The television had been Elena's obsession. Reality shows, true crime, anything to drown out the silence of our childless condo. Now the screen sat dark, reflecting my own hollowed expression back at me.

I found myself eating an orange from the fruit bowl—something Elena would have chastised me for doing over the carpet. The citrus burst against my tongue, sharp and uncompromising. It was the first thing I'd tasted properly in months.

The cable guy arrived at four. Young, tattooed, smelling of cigarettes and desperation. He looked at the severed cable, then at me, then at Buster.

"Rough night?" he asked, threading a replacement cable through the wall.

"You could say that."

"My wife left me last month," he said, not looking up. "Took the PlayStation.
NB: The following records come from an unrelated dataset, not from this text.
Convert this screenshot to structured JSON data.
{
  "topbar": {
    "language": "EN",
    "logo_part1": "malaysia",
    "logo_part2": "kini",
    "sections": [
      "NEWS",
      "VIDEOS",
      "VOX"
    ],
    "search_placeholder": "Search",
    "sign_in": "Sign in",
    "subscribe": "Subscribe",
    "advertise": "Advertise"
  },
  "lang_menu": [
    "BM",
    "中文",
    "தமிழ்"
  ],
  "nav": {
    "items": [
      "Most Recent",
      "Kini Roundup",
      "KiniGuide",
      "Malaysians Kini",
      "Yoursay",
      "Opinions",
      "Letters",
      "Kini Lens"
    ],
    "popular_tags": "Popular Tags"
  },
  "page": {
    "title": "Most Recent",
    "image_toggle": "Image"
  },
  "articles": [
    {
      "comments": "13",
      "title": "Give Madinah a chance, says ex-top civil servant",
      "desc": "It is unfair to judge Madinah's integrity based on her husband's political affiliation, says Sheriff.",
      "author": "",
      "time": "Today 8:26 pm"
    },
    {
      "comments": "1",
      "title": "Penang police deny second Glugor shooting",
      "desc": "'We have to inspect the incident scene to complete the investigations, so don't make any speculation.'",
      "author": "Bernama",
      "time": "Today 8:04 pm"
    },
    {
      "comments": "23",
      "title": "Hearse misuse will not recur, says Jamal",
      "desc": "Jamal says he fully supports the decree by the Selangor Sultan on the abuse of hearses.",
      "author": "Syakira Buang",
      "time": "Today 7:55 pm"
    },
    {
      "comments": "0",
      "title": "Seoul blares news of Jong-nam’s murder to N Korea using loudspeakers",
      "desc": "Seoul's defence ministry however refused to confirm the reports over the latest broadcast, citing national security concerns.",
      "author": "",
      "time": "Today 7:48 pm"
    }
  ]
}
Left me the cat."

We sat there for a moment, two men tethered to nothing but copper wire and the weight of things that had ended. The orange peel sat on the coffee table like a small, bright wound.

"You want to come back later?" I asked. "We could order a pizza. Watch whatever this thing picks up."

He smiled—a genuine thing that reached his eyes. "I get off at seven."

Buster lifted his head, as if considering this new development. Something unspooled in my chest, not hope exactly, but something close enough. The orange rind still caught the afternoon light, impossibly bright against all this gray.